Maurício Rigotto
Colecionador
Collector´s Room
Até o surgimento do rock’n’roll, em meados dos anos cinquenta, a guitarra elétrica não era um dos instrumentos mais relevantes. A maioria das bandas de jazz, que reinavam absolutas até então, usualmente nem tinham guitarristas em suas formações, e quando os possuíam eram renegados ao segundo plano. Basta lembrar de alguns dos grandes nomes da era de ouro do jazz: Duke Ellington e Oscar Peterson (pianistas); Charlie Parker, John Coltrane e Stan Getz (saxofonistas); Miles Davis, Chet Baker e Dizzy Gillespie (trompetistas); Benny Goodman (clarinetista); Charles Mingus e Paul Chambers (contrabaixistas); Elvin Jones, Buddy Rich e Gene Krupa (bateristas); etc. Guitarristas raramente eram lembrados. Outros gêneros que antecederam o rock, como o blues e o skiffle, até tinham a guitarra em destaque, mas geralmente uma guitarra acústica, um violão.

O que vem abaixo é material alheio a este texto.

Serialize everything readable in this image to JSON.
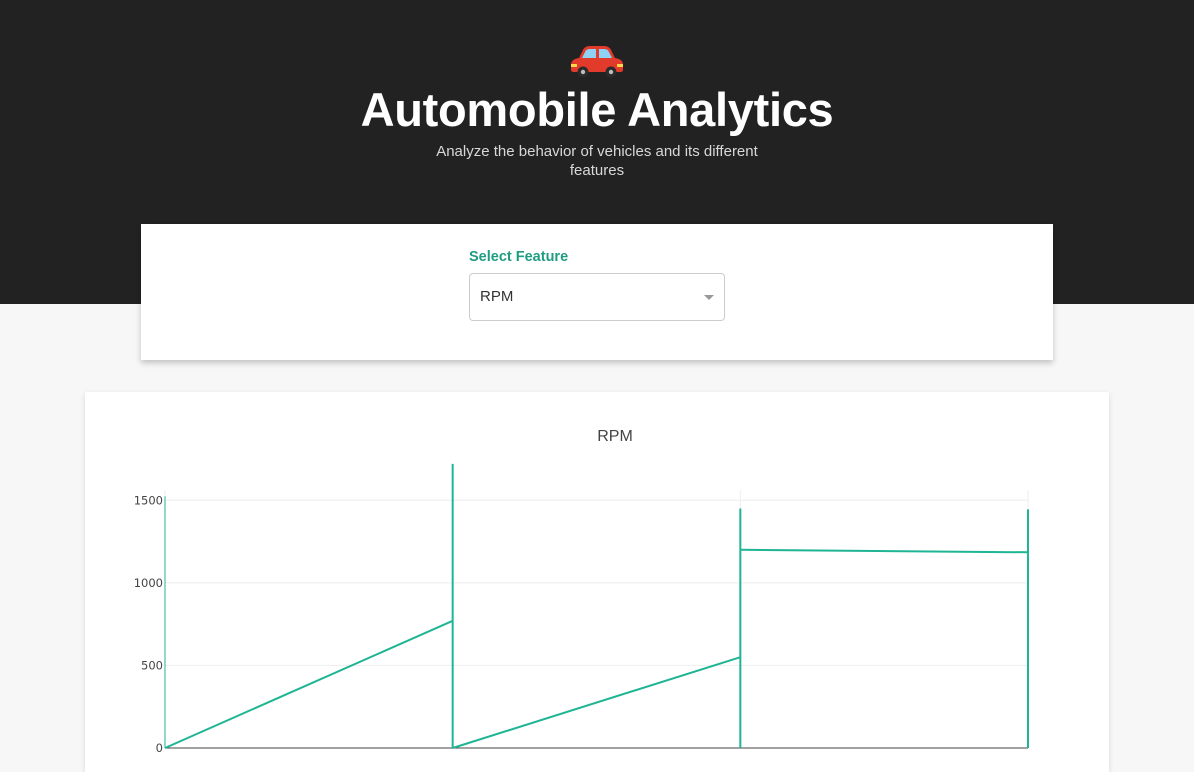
{
  "header": {
    "logo_icon": "car-icon",
    "title": "Automobile Analytics",
    "subtitle": "Analyze the behavior of vehicles and its different features",
    "background_color": "#222222"
  },
  "feature_selector": {
    "label": "Select Feature",
    "selected": "RPM",
    "accent_color": "#1f9d82"
  },
  "chart_data": {
    "type": "line",
    "title": "RPM",
    "xlabel": "",
    "ylabel": "",
    "ylim": [
      0,
      1550
    ],
    "yticks": [
      0,
      500,
      1000,
      1500
    ],
    "xlim": [
      0,
      3
    ],
    "grid": true,
    "line_color": "#1fb594",
    "series": [
      {
        "segments": [
          [
            [
              0,
              0
            ],
            [
              1,
              770
            ]
          ],
          [
            [
              1,
              1720
            ],
            [
              1,
              0
            ]
          ],
          [
            [
              1,
              0
            ],
            [
              2,
              550
            ]
          ],
          [
            [
              2,
              0
            ],
            [
              2,
              1450
            ]
          ],
          [
            [
              2,
              1200
            ],
            [
              3,
              1185
            ]
          ],
          [
            [
              3,
              1445
            ],
            [
              3,
              0
            ]
          ]
        ]
      }
    ]
  }
}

O advento do rock colocou a guitarra em evidência, e logo diversos jovens se destacaram como grandes instrumentistas: Jeff Beck, Jimmy Page, Pete Townshend, Keith Richards, George Harrison, Alvin Lee e tantos outros. Entretanto, dois jovens chamaram a atenção por estarem em um patamar acima de todos os demais. Gênios das seis cordas, eles expandiram as possibilidades oferecidas até então por uma guitarra, cruzando fronteiras sem tomar conhecimento dos limites do instrumento. Seus nomes: Jimi Hendrix e Eric Clapton. Enquanto o primeiro morreu precocemente aos vinte e sete anos, em uma trágica fatalidade que privou o mundo de um dos maiores artistas que já pisaram a face da Terra, Eric Clapton milagrosamente sobreviveu a excessos inimagináveis, como os vícios em álcool e heroína, e desenvolveu uma das mais fascinantes trajetórias no mundo da música.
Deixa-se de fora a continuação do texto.